Tribunaux paralysés: les dossiers judiciaires suspendus aux grèves des avocats

Des avocats manifestent devant le Parlement, à l'appel de l’Association nationale des barreaux du Maroc, le 29 juin 2026. (Y.Mannan/Le360).

Revue de presseAlors que le débrayage des robes noires entre dans sa deuxième semaine, le système judiciaire marocain fait face à un blocage quasi-total, gelant les procès criminels et prolongeant indéfiniment la détention préventive de nombreux prévenus. Ce bras de fer, né d’une contestation profonde des réformes législatives et fiscales menées par le gouvernement, illustre la fracture grandissante entre l’Association des barreaux du Maroc (ABM) et le ministère de la Justice, au détriment des droits des justiciables. Cet article est une revue de presse tirée du quotidien Assabah.

Le 06/07/2026 à 19h02

Pour la deuxième semaine consécutive, les avocats poursuivent leur mouvement de grève, paralysant de manière quasi totale les cours d’appel et les tribunaux de première instance à travers le pays. Les Chambres criminelles subissent de plein fouet ce débrayage, entraînant le report systématique des dossiers des accusés en détention préventive, faute de défense pour les assister ou préparer leurs plaidoiries, indique le quotidien Assabah de ce mardi 7 juillet.

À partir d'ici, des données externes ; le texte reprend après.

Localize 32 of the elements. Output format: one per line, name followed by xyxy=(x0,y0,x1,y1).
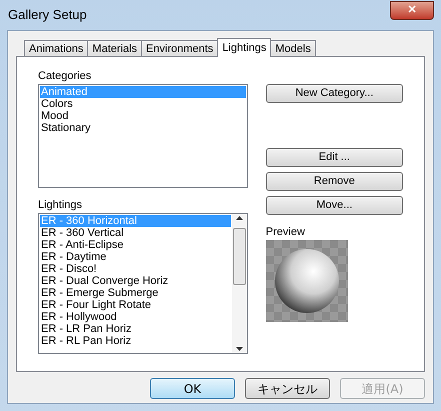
list-item[interactable]: Colors xyxy=(40,98,246,110)
list-item[interactable]: Stationary xyxy=(40,122,246,134)
tab[interactable]: Lightings xyxy=(217,38,272,57)
tab[interactable]: Animations xyxy=(24,40,88,57)
tab[interactable]: Models xyxy=(270,40,316,57)
list-item[interactable]: ER - Dual Converge Horiz xyxy=(40,275,231,287)
move-button[interactable]: Move... xyxy=(266,196,403,215)
dialog-button[interactable]: キャンセル xyxy=(245,378,330,399)
list-item[interactable]: ER - Hollywood xyxy=(40,311,231,323)
new-category-button[interactable]: New Category... xyxy=(266,84,403,103)
down-arrow-icon[interactable] xyxy=(236,347,243,351)
lightings-label: Lightings xyxy=(38,198,84,213)
scrollbar[interactable] xyxy=(232,214,247,353)
list-item[interactable]: Mood xyxy=(40,110,246,122)
list-item[interactable]: ER - Daytime xyxy=(40,251,231,263)
tab[interactable]: Materials xyxy=(87,40,142,57)
list-item[interactable]: ER - Disco! xyxy=(40,263,231,275)
list-item[interactable]: ER - LR Pan Horiz xyxy=(40,323,231,335)
list-item[interactable]: ER - Emerge Submerge xyxy=(40,287,231,299)
tab[interactable]: Environments xyxy=(141,40,218,57)
list-item[interactable]: ER - RL Pan Horiz xyxy=(40,335,231,347)
list-item[interactable]: ER - 360 Vertical xyxy=(40,227,231,239)
categories-label: Categories xyxy=(38,69,92,84)
up-arrow-icon[interactable] xyxy=(236,216,243,220)
window-title: Gallery Setup xyxy=(7,6,87,24)
edit-button[interactable]: Edit ... xyxy=(266,148,403,167)
list-item[interactable]: ER - Anti-Eclipse xyxy=(40,239,231,251)
preview-label: Preview xyxy=(266,225,306,239)
scrollbar-thumb[interactable] xyxy=(232,228,246,285)
dialog-button[interactable]: OK xyxy=(150,378,235,399)
remove-button[interactable]: Remove xyxy=(266,172,403,191)
list-item[interactable]: ER - Four Light Rotate xyxy=(40,299,231,311)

Cette paralysie engendre de lourdes répercussions sur les délais de jugement. De nombreuses affaires dépassent désormais largement les délais indicatifs fixés par le Conseil supérieur du pouvoir judiciaire, révélant un fossé grandissant entre les objectifs théoriques de la justice et la réalité du terrain. L’accumulation des dossiers dans les Chambres criminelles de première instance, souvent plus chargées que les Chambres d’appel, accentue l’engorgement des tribunaux et fragilise les garanties fondamentales des justiciables.

Cette crise est accentuée par le sort des détenus, qui suscite une vive inquiétude. Le report répété des procès contraint les prévenus à voir leur détention prolongée pour des mois, voire des années, avant qu’un verdict ne soit prononcé. Même pour les personnes poursuivies en état de liberté sous contrôle judiciaire, soumises à des mesures telles que l’interdiction de quitter le territoire ou le retrait de passeport, l’attente s’étire indéfiniment, indique Assabah. Cette situation affecte l’ensemble des acteurs de la chaîne judiciaire, des magistrats aux greffiers, compromettant l’idéal d’un procès équitable rendu dans un délai raisonnable, tout en érodant la confiance des citoyens dans l’institution judiciaire.

Face à ce blocage, les familles des détenus s’interrogent avec angoisse sur l’issue de ces grèves à répétition qui, au fil des ans, entravent régulièrement la marche de la justice et lèsent les droits des justiciables. Certains observateurs appellent désormais le gouvernement à intervenir d’urgence pour trouver une issue pacifique à ce conflit récurrent, afin de préserver les intérêts des citoyens et d’éviter une détérioration irréversible de leurs droits constitutionnels. Ce bras de fer témoigne d’un mécontentement profond au sein du corps de la défense. L’Association des barreaux du Maroc rejette fermement ce qu’elle qualifie d’approche unilatérale de la part des autorités, estimant que les réformes proposées se font au détriment des acquis des professionnels et des citoyens. Les avocats dénoncent des textes qui introduisent une forme de discrimination dans l’accès à la justice et portent atteinte au principe du droit à une défense éclairée. Pour le syndicat, la résolution des maux de la justice ne peut passer par une vision restrictive de la loi, mais exige une approche globale, concertée et respectueuse des acquis constitutionnels.

Au-delà des questions de procédure, les revendications des robes noires portent également sur la justice fiscale et la protection sociale. Ils réclament un régime fiscal équitable et adapté à la nature de leur profession, ainsi qu’une consolidation de leurs acquis sociaux, notamment une couverture médicale obligatoire efficace en cas de maladie. Ils réaffirment enfin l’importance cruciale de l’aide juridictionnelle pour garantir un accès équitable à la justice pour tous les citoyens. À travers ce mouvement, le barreau marocain cherche non seulement à revaloriser le statut de l’avocat dans les réformes législatives à venir, mais aussi à s’opposer à toute tentative de régression qui viendrait affaiblir la profession et, par extension, les droits de la défense.